Defines functions getTERM2GENE

Documented in getTERM2GENE

#' Obtains TERM2GENE object for corGSEA
#'
#' Wrapper for msgidb::msigdbr() function
#'
#' @param Species Species to obtain gene names for.
#' Either 'hsapiens' or 'mmusculus'
#'
#' @param GSEA_Type Which pathway annotations should be considered? Options listed in
#' correlationAnalyzeR::pathwayCategories -- See details below for more info.
#'
#' @param sampler If TRUE, will only return 100,000 random genesets from either
#' simple or complex TERM2GENEs.
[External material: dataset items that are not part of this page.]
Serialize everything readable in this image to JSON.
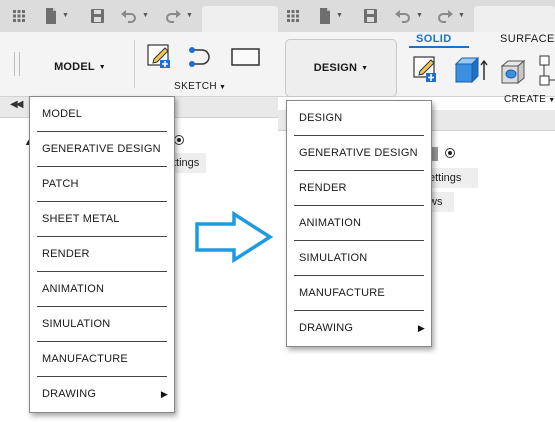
{
  "left_panel": {
    "workspace_button": "MODEL",
    "sketch_group_label": "SKETCH",
    "tab_partial_text": "ttings",
    "menu_items": [
      {
        "label": "MODEL",
        "has_submenu": false
      },
      {
        "label": "GENERATIVE DESIGN",
        "has_submenu": false
      },
      {
        "label": "PATCH",
        "has_submenu": false
      },
      {
        "label": "SHEET METAL",
        "has_submenu": false
      },
      {
        "label": "RENDER",
        "has_submenu": false
      },
      {
        "label": "ANIMATION",
        "has_submenu": false
      },
      {
        "label": "SIMULATION",
        "has_submenu": false
      },
      {
        "label": "MANUFACTURE",
        "has_submenu": false
      },
      {
        "label": "DRAWING",
        "has_submenu": true
      }
    ]
  },
  "right_panel": {
    "workspace_button": "DESIGN",
    "tab_solid": "SOLID",
    "tab_surface": "SURFACE",
    "create_group_label": "CREATE",
    "settings_partial_text": "ettings",
    "views_partial_text": "ws",
    "menu_items": [
      {
        "label": "DESIGN",
        "has_submenu": false
      },
      {
        "label": "GENERATIVE DESIGN",
        "has_submenu": false
      },
      {
        "label": "RENDER",
        "has_submenu": false
      },
      {
        "label": "ANIMATION",
        "has_submenu": false
      },
      {
        "label": "SIMULATION",
        "has_submenu": false
      },
      {
        "label": "MANUFACTURE",
        "has_submenu": false
      },
      {
        "label": "DRAWING",
        "has_submenu": true
      }
    ]
  },
  "arrow": {
    "color": "#1e9be0",
    "icon": "right-arrow-icon"
  },
  "colors": {
    "accent": "#1a73c8",
    "toolbar_bg": "#dcdcdc",
    "ribbon_bg": "#f4f4f4"
  }
}
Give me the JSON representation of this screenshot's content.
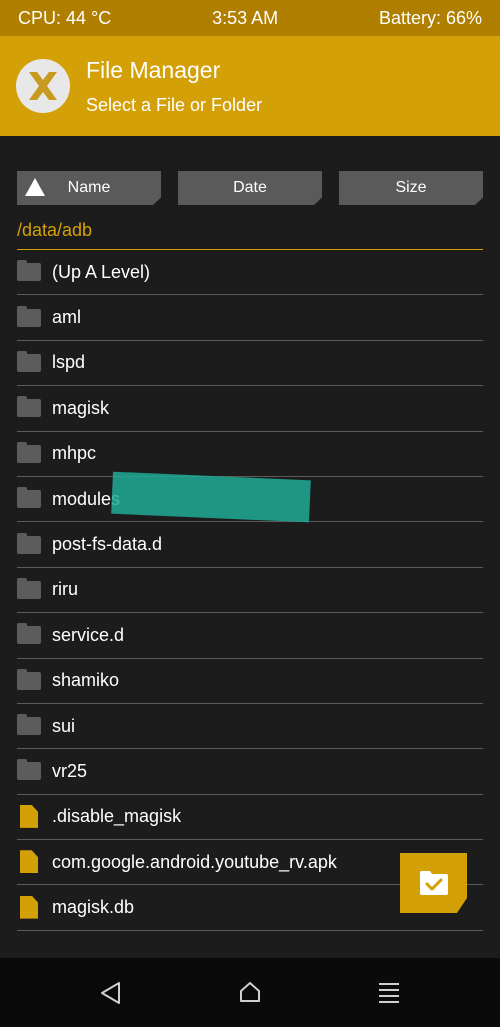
{
  "status_bar": {
    "cpu": "CPU: 44 °C",
    "time": "3:53 AM",
    "battery": "Battery: 66%"
  },
  "header": {
    "title": "File Manager",
    "subtitle": "Select a File or Folder",
    "logo_icon": "twrp-logo-icon"
  },
  "sort": {
    "name_label": "Name",
    "date_label": "Date",
    "size_label": "Size"
  },
  "path": "/data/adb",
  "files": [
    {
      "name": "(Up A Level)",
      "type": "folder"
    },
    {
      "name": "aml",
      "type": "folder"
    },
    {
      "name": "lspd",
      "type": "folder"
    },
    {
      "name": "magisk",
      "type": "folder"
    },
    {
      "name": "mhpc",
      "type": "folder"
    },
    {
      "name": "modules",
      "type": "folder"
    },
    {
      "name": "post-fs-data.d",
      "type": "folder"
    },
    {
      "name": "riru",
      "type": "folder"
    },
    {
      "name": "service.d",
      "type": "folder"
    },
    {
      "name": "shamiko",
      "type": "folder"
    },
    {
      "name": "sui",
      "type": "folder"
    },
    {
      "name": "vr25",
      "type": "folder"
    },
    {
      "name": ".disable_magisk",
      "type": "file"
    },
    {
      "name": "com.google.android.youtube_rv.apk",
      "type": "file"
    },
    {
      "name": "magisk.db",
      "type": "file"
    }
  ],
  "colors": {
    "accent": "#d4a008",
    "status_bar": "#b07f00",
    "background": "#1c1c1c",
    "button": "#5a5a5a"
  },
  "fab_icon": "folder-check-icon",
  "nav": {
    "back_icon": "back-icon",
    "home_icon": "home-icon",
    "menu_icon": "menu-icon"
  }
}
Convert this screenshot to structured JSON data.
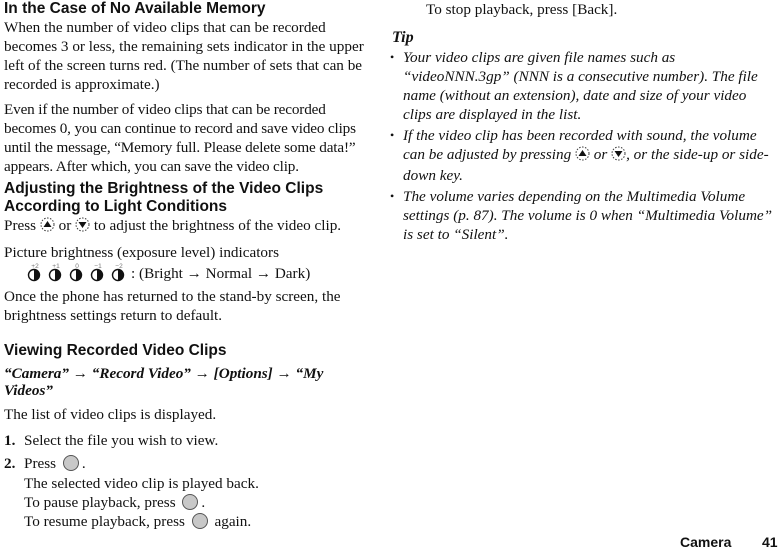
{
  "left": {
    "section1": {
      "heading": "In the Case of No Available Memory",
      "para1": "When the number of video clips that can be recorded becomes 3 or less, the remaining sets indicator in the upper left of the screen turns red. (The number of sets that can be recorded is approximate.)",
      "para2": "Even if the number of video clips that can be recorded becomes 0, you can continue to record and save video clips until the message, “Memory full. Please delete some data!” appears. After which, you can save the video clip."
    },
    "section2": {
      "heading_line1": "Adjusting the Brightness of the Video Clips",
      "heading_line2": "According to Light Conditions",
      "press_prefix": "Press",
      "press_or": "or",
      "press_suffix": "to adjust the brightness of the video clip.",
      "indicators_label": "Picture brightness (exposure level) indicators",
      "levels": [
        "+2",
        "+1",
        "0",
        "-1",
        "-2"
      ],
      "indicators_desc": ": (Bright → Normal → Dark)",
      "para_default": "Once the phone has returned to the stand-by screen, the brightness settings return to default."
    },
    "section3": {
      "heading": "Viewing Recorded Video Clips",
      "path_line1": "“Camera” → “Record Video” → [Options] → “My",
      "path_line2": "Videos”",
      "list_displayed": "The list of video clips is displayed.",
      "steps": [
        {
          "num": "1.",
          "text": "Select the file you wish to view."
        },
        {
          "num": "2.",
          "text_prefix": "Press",
          "text_suffix": "."
        }
      ],
      "step2_detail": {
        "line1": "The selected video clip is played back.",
        "pause_prefix": "To pause playback, press",
        "pause_suffix": ".",
        "resume_prefix": "To resume playback, press",
        "resume_suffix": "again."
      }
    }
  },
  "right": {
    "stop_line": "To stop playback, press [Back].",
    "tip_heading": "Tip",
    "tips": [
      {
        "text": "Your video clips are given file names such as “videoNNN.3gp” (NNN is a consecutive number). The file name (without an extension), date and size of your video clips are displayed in the list."
      },
      {
        "prefix": "If the video clip has been recorded with sound, the volume can be adjusted by pressing",
        "or": "or",
        "suffix": ", or the side-up or side-down key."
      },
      {
        "text": "The volume varies depending on the Multimedia Volume settings (p. 87). The volume is 0 when “Multimedia Volume” is set to “Silent”."
      }
    ]
  },
  "footer": {
    "section": "Camera",
    "page": "41"
  }
}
Useful for reducing GSEA computational burden.
#'
#' @param listReturn If TRUE, will return annotations as a list object.
#'
#' @return A tbl object with columns "gs_name" and "gene_symbol"
#'
#' @details GSEA_Type category names and their MSIGDB description:
#'
#' \strong{Hallmark} (a.k.a "H" in MSIGDB): "Hallmark gene sets summarize and represent
#' specific well-defined biological states or processes and display coherent expression.
#' These gene sets were generated by a computational methodology based on identifying
#' overlaps between gene sets in other MSigDB collections and retaining genes that display
#' coordinate expression."
#'
#' \strong{Cytogenic bands} (a.k.a "C1" in MSIGDB): "Gene sets corresponding to each human
#' chromosome and each cytogenetic band that has at least one gene."
#'
#' \strong{Perturbations} (a.k.a. "C2:CGP" in MSIGDB): "Gene sets represent
#' expression signatures of genetic and chemical perturbations. A number of these gene
#' sets come in pairs: xxx_UP (and xxx_DN) gene set representing genes induced
#' (and repressed) by the perturbation."
#'
#' \strong{Canonical pathways} (a.k.a. "C2:CP" in MSIGDB): "Gene sets from pathway databases.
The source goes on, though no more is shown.